I love working with Databricks and Snowflake. They both knock it out of the park for their respective use case. They’re amazing products.

It makes no sense to fall out about this though.

For a 100TB dataset with a funky calculation, Spark will trounce Snowflake. For a 1 row dataset, Snowflake will return before the spark job has been serialised.

2 comments

What are you talking about. Spark isn't even used, and TPC DS is not a funky calculation at all. It's supposed to be a collection of typical datawarehouse type queries. Although I'm not really sure what funky means, but why would Spark trounce Snowflake on "funky" calculation at all. Do you mean an ML algorithm, and are you implying that TPC-DS has anything close to an ML Algorithm? And why would Snowflake perform better on returning one row, they are columnar stored.
Why would Spark trounce Snowflake. What makes it inherently so much faster at 100TB jobs?
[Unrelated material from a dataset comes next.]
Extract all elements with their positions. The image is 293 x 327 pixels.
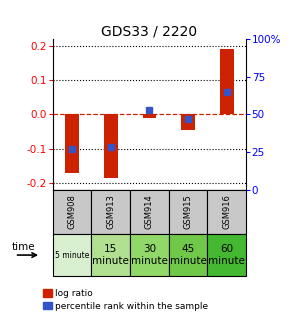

Also what kind of queries are we talking about?

> Why would Spark trounce Snowflake. What makes it inherently so much faster at 100TB jobs?

These are the slides from a talk one of the co-founders (@rxin) gave at Stanford. https://web.stanford.edu/class/cs245/slides/LakehouseGuestTa...

It goes into the details of how this performance is achieved(and not just at 100TB). Part of this could be attributed to innovations in the storage layer(delta lake), and part of it is just the new query engine design itself.